That’s not to say this book isn’t pornographic, though. Each eight-page chapter contains enough raunchy cartoon sex to satisfy the 12-year-old inside us all who’s forever drawing stick figures with naughty parts in his algebra notebook.

So Lost Girls is graphic-novel porno — Moore’s admitted it himself — but he’s also given us something we rarely get: a wonderfully conceived, brilliantly written wank book. Moore took a huge risk with the story by making its main characters Dorothy from The Wizard of Oz, Wendy from Peter Pan, and Alice from the stories of Lewis Carroll. Anything less than a masterpiece would be written merely to exploit beloved children’s characters and sell books off the controversy. Fortunately, Lost Girls delivers with genuine meaning and feeling. Building from the early line “Desire’s a strange land one discovers as a child, where nothing makes the slightest sense,” Moore takes these beloved children’s stories to places their authors (hopefully) never dreamed of, recasting the girls’ fantastic adventures as sexual escapades. But told through the eyes of young teens, the stories retain a magical feel.
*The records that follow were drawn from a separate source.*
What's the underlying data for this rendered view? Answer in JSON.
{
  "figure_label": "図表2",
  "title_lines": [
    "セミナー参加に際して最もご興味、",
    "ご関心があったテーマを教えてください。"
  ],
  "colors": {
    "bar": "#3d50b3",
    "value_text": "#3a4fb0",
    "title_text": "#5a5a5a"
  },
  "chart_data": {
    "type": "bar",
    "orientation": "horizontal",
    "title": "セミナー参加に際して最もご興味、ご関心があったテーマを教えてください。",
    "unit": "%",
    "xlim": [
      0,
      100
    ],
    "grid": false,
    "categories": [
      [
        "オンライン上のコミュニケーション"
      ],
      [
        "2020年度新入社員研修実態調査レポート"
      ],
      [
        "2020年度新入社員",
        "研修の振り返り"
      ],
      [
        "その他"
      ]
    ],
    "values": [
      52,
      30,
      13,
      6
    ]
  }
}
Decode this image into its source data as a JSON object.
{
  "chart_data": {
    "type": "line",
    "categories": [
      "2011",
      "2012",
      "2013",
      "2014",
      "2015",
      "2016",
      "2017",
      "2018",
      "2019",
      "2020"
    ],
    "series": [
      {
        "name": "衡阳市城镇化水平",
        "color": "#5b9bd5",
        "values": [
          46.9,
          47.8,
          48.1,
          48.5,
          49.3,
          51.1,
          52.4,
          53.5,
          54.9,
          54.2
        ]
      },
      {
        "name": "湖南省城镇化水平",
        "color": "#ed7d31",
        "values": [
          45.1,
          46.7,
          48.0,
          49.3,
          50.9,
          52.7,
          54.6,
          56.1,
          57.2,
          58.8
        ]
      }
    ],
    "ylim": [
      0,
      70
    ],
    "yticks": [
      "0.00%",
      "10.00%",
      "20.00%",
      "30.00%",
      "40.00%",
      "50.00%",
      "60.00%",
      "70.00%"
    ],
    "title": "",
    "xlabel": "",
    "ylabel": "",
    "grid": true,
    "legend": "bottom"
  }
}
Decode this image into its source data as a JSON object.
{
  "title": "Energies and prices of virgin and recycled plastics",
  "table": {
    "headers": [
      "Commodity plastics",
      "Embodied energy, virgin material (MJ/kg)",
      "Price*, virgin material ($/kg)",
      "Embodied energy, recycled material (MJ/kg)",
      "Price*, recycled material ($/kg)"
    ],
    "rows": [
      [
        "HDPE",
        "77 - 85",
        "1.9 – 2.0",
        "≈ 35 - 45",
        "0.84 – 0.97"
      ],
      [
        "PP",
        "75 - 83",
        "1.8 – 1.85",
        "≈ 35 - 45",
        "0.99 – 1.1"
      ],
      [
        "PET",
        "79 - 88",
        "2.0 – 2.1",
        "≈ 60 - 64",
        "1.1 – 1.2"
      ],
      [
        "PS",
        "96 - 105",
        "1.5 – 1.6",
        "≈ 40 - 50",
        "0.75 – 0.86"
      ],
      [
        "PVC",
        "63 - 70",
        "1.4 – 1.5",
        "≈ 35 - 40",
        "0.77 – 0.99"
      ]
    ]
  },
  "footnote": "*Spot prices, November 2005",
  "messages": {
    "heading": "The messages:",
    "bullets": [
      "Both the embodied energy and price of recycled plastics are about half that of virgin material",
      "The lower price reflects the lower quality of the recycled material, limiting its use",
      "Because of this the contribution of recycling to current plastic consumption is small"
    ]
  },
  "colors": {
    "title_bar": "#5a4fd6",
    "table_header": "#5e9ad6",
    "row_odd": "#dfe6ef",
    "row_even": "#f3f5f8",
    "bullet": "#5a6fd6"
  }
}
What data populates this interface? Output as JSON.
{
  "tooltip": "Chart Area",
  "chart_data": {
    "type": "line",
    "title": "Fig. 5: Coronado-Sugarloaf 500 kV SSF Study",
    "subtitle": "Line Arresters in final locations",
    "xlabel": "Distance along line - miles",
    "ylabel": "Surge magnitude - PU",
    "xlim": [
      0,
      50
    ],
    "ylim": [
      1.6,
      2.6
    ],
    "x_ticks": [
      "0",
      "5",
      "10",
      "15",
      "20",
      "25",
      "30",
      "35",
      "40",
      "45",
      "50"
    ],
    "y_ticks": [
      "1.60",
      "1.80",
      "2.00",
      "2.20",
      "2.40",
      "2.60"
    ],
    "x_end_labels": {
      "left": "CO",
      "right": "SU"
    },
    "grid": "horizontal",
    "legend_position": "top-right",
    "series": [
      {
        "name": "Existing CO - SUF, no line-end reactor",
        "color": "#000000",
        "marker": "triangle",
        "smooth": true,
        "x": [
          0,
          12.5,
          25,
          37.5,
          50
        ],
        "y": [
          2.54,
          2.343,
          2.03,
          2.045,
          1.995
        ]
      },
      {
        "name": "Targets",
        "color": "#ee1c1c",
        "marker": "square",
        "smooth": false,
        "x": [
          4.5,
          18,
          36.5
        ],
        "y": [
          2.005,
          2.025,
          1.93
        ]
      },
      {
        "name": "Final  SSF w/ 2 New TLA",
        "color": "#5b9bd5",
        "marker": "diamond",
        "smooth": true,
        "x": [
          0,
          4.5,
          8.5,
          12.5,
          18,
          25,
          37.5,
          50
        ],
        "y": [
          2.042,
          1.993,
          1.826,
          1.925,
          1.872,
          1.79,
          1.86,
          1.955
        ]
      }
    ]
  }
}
While disturbing scenes such as Alice’s molestation enter dark territory only speculated about in grad-school papers, they relate unblinking, nonjudgmental depictions of sex, good and bad, healthy and not. And if the reader becomes accustomed to or even bored with Lost Girls’ continuous sex scenes, that’s probably Moore’s intent. As the characters continuously up the danger and novelty of their sexual adventures, we’re reminded of our own struggles as adults to find adventure and satisfaction, not only with sex, but with life in general. By the time we realize that everything has lost the magic it carried in our childhood, it becomes impossible to pinpoint the exact moment we shed our innocence. We’re left, like Alice at the end of Book 2, with only the vague feeling that: “Something quite glorious was finished with for good.” Heady stuff for a porn book. You’ll probably leave your pants on for this one.

Will Eisner’s newspaper-comic classic is apparently a better vehicle for Cooke’s writing than Superman Confidential. Where Superman gives Cooke the freedom to ruin the story with ridiculous sci-fi elements, the Spirit is a more realistic hero, better suited for more realistic storylines. This first issue focuses on rescuing a kidnapped reporter, and while the theme of a newscaster going stupid for a good story has been handled better many times before, the book’s an enjoyable read, recapturing a Golden-Age comics feel similar to what you expect from Batman Adventures or Teen Titans. The characters have been modernized, but in this case, that’s a good thing. Sixty years ago, a semi-racist stereotype like black sidekick Ebony White could be awkwardly dismissed as an artifact of the time, but now there’s no excuse. I’m all for preserving continuity, but when an original character’s dialogue would make Larry the Cable Guy uncomfortable, I think we should be happy they got the costumes right and move on.